Day in and day out, our job here at the shelter is to take care of homeless pets; but sometimes, it’s also our job to help homeless people.
All too often people come into the shelter desperate to find a place for their pet because they themselves are losing their homes and have no place to go. Then there are those who cannot bear to relinquish their pets and choose to live in cars, tents in the woods, or worse.
Some may argue that people who can’t take care of themselves should not have animals and in many cases I would agree with that; but what if that pet is their life line? What if that pet has become the thread that keeps them hanging on, keeps them trying to better their circumstances rather than fall into the grips of depression and despair?
You and I are fortunate enough to have a roof over our heads, food at our fingertips, a warm bed to lie in at night and the means to care for our beloved four-leggers. I would find it devastating if I found myself unable to keep my pets, let alone be without the other necessities in life. I cannot imagine being in the position of having to give up my animals; the mere thought of that helps me to understand why some people choose to live without shelter themselves in order to keep their pets with them. But for the grace of God go I ....

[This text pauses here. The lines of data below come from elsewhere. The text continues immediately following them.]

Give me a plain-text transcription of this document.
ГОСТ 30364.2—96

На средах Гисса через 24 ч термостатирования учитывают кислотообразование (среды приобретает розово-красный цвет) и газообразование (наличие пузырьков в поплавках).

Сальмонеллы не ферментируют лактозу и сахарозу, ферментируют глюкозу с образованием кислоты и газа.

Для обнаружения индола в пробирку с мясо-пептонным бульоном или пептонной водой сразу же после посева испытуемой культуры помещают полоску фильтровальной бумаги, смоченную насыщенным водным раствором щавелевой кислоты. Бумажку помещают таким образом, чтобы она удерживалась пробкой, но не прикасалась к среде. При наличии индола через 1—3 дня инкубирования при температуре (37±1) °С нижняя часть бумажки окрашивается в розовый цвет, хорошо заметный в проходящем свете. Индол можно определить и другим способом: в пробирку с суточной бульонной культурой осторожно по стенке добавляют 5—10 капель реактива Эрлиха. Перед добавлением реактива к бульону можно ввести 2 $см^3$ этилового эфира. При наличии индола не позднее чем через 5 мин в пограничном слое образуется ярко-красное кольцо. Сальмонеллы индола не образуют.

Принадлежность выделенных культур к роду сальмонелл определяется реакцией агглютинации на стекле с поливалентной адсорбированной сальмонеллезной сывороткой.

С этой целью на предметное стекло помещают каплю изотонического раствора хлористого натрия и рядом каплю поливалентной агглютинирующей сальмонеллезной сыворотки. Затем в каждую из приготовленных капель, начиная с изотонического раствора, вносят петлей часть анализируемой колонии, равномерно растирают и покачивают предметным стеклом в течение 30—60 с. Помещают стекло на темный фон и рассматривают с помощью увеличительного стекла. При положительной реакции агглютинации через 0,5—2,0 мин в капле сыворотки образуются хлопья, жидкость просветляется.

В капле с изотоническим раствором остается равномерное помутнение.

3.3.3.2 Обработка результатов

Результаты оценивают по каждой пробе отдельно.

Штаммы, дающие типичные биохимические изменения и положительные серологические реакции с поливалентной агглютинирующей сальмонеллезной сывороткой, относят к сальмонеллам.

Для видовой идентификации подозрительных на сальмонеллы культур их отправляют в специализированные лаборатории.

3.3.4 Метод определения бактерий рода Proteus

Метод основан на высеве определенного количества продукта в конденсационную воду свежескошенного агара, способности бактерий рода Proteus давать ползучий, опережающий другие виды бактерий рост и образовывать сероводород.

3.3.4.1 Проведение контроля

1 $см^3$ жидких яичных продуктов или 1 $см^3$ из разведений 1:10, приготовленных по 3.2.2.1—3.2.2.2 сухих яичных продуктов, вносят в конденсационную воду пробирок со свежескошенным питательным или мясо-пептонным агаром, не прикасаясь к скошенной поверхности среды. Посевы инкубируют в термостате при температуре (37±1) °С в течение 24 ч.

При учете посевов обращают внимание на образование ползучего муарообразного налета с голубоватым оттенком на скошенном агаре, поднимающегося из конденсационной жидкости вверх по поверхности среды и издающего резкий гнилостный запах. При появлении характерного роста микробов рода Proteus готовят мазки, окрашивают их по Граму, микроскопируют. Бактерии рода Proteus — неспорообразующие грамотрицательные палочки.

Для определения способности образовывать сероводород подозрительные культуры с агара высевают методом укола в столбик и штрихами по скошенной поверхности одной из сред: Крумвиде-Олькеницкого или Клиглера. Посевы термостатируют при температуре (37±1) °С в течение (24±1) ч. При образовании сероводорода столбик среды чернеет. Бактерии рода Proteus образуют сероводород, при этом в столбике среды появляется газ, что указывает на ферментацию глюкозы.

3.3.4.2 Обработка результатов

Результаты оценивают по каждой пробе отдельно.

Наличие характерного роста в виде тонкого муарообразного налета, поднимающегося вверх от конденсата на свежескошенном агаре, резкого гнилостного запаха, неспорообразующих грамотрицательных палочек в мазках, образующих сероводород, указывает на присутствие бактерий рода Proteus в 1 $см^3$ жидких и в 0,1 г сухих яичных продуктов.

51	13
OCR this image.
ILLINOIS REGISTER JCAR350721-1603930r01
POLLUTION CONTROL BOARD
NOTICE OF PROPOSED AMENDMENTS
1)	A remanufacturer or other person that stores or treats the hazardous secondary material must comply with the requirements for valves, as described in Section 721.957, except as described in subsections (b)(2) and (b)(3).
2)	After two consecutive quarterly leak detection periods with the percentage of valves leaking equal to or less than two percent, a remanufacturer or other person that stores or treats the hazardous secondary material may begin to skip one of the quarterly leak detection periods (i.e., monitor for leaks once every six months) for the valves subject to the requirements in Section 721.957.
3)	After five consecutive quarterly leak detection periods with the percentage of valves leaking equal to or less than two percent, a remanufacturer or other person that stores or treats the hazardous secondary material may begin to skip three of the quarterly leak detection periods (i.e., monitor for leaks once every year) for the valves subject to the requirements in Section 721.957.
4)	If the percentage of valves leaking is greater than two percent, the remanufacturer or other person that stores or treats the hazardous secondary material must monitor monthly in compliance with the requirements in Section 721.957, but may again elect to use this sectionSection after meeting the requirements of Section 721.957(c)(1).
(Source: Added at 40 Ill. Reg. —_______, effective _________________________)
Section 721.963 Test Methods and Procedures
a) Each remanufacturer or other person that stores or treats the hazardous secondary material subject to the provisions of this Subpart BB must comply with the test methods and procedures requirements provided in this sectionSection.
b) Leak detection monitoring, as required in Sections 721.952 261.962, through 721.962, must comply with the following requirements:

Fortunately, we have been able to help some of these homeless folks through some of their trials by offering some of the necessities to keep their pets healthy and sheltered until they are able to find housing. One such man was reported to our Outreach Program several months ago, and so far it’s been a successful lifesaving effort for both man and dog.
The dog is an 11-year-old pit bull; she would have been nearly impossible to re-home had he been forced to surrender her. She was suffering from a ruptured tumor on her ear that had become badly infected. There was no way her owner could afford vet care, nor did he have a means of transportation to get her there and he knew he couldn’t let her suffer. His dog was everything to him. She was the one thing that kept him focused; she needed him and he needed her just as much.
Someone from the community heard of his plight and reached out to us to see if there was any help available for this pair. Going into a homeless “camp” is a little unnerving but a couple of our staff went in to assess the situation and found that, among other things, the dog would need care quickly in order to keep the infection from becoming a major issue. Resources were rounded up and within a few days we were able to get medical attention, appropriate food and a dog house for her. It’s certainly not the ideal situation, but for at least for now the dog is healthy, she is with her companion 24 hours a day (which is heaven for most dogs) and she has everything she needs.
Author Dean Koontz wrote, “Once you have had a wonderful dog, a life without one is a life diminished.”
If being able to keep a pet helps a displaced human feel less devalued and more motivated to pull themselves up by the bootstraps, then I think it is well worth the effort to keep man and his best friend together.
Thanks for your support in providing compassionate care to all in our community.